A Last-Minute Save
By rescuing the Medicare drug benefit, agency chiefs prevented 2006 from being even worse for the GOP.
By rescuing the Medicare drug benefit, agency chiefs prevented 2006 from being even worse for the GOP.
When Congress passed the Medicare Part D prescription drug benefit in November 2003, Republican strategists viewed it as a politically transformative event, perhaps the first step toward a "permanent majority." The way they saw it, the first federal prescription drug benefit would bolster the party going into the 2004 campaign and, equally important, cut into the traditional Democratic advantage among senior citizens. If Republicans could earn credibility among seniors through the expansion of Medicare benefits, then they would have political cover for their efforts to reform Social Security. Thus, the thinking went, the party would have a foothold among a grateful elderly population and also among a younger generation of voters who would recognize the GOP as the party that saved Social Security.

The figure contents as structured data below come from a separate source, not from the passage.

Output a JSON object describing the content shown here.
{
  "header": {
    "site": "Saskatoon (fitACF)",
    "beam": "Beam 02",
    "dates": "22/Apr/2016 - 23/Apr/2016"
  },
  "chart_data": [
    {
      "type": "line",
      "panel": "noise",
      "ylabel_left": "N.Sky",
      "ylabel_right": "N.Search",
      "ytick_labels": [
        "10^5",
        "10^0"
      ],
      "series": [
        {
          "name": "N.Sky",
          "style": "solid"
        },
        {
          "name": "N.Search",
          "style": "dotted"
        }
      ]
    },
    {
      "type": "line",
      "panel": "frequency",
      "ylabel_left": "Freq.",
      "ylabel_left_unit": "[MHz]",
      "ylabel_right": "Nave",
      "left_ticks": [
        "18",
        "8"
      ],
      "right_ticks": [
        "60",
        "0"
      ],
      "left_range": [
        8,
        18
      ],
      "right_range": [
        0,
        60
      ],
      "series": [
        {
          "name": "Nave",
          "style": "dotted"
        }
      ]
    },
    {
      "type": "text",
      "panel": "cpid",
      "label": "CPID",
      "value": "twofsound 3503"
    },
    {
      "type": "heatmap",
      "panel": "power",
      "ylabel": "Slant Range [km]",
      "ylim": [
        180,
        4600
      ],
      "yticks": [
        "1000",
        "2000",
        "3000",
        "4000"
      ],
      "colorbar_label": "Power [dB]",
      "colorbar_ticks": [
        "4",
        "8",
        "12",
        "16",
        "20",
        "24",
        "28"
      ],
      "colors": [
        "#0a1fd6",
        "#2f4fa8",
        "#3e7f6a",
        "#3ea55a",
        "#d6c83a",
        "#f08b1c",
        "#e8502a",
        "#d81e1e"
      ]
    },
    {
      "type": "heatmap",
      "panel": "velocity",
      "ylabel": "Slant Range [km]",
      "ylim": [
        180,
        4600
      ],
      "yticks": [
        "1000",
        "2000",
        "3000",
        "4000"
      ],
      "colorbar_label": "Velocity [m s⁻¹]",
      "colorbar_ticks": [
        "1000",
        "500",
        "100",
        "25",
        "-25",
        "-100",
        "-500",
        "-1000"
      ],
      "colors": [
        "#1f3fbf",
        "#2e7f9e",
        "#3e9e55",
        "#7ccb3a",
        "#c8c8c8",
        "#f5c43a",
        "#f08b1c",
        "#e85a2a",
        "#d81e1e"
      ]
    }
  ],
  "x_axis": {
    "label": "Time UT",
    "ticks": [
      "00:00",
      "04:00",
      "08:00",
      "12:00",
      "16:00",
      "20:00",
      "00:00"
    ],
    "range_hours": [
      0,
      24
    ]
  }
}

Yet things didn't turn out the way President Bush and congressional Republicans envisioned. Three years after Congress passed the legislation, Democrats ousted the Republican House and the Senate majorities after a 2006 midterm election rout in which it was hard to find a single race where the prescription drug benefit carried a GOP candidate to victory, but easy to point to a handful where it played a central role in an incumbent's defeat.
While the drug benefit might not have provided Republicans with the lift they expected, they can take solace from the fact that the results could have been much worse, if not for the efforts of Health and Human Services Secretary Mike Leavitt and Center for Medicare and Medicaid Services Administrator Mark McClellan.
Going into 2006, the complex drug benefit had all the makings of a potential political calamity. The HHS secretary and CMS administrator who were in office when the bill passed, Tommy Thompson and Thomas Scully, were no longer around in January 2006, when it came time to actually implement the plan. As late as December 2005, a Kaiser Family Foundation poll found that 50 percent of seniors had an unfavorable impression of the federal drug benefit compared with just 28 percent who had a favorable impression.
Then there was the troubled rollout, which led to widespread Republican panic since senior citizens tend to vote in higher numbers than other groups and are the last constituency politicians want to alienate.
The negative publicity surrounding early enrollment problems also provided ammunition for Democrats who fiercely opposed the plan as inadequate. During the February recess, congressional Democrats held more than 100 events and town hall meetings to attack the GOP plan and to present their alternatives. By then, the smell of fear had permeated the campaign trail.
But by summer, the precarious politics of Medicare Part D stabilized, largely due to Leavitt and McClellan. The chaotic and confusing enrollment process became a little less so after the 1-800-MEDICARE staff was bolstered by additional customer service representatives. The number of call centers was tripled-the average wait time dropped from four-and-a-half minutes in January to less than 30 seconds in March. Extensive congressional hand-holding helped assuage skittish GOP legislators. And a public outreach tour encouraged seniors to enroll before the May deadline-more than 2 million signed up in the final two weeks.
In June 2006, Leavitt reported that 32.8 million Americans, or 90 percent of all Medicare beneficiaries, had attained prescription drug coverage. That same month, a Kaiser poll found that 81 percent of seniors enrolled in Medicare drug plans were satisfied.
But the greatest political testament to Leavitt and McClellan's work came from the subtle change in the terms of the debate. Over time, the plan itself faded from Democratic campaign attacks, replaced by a separate, though related, issue-Republican ties to the pharmaceutical industry.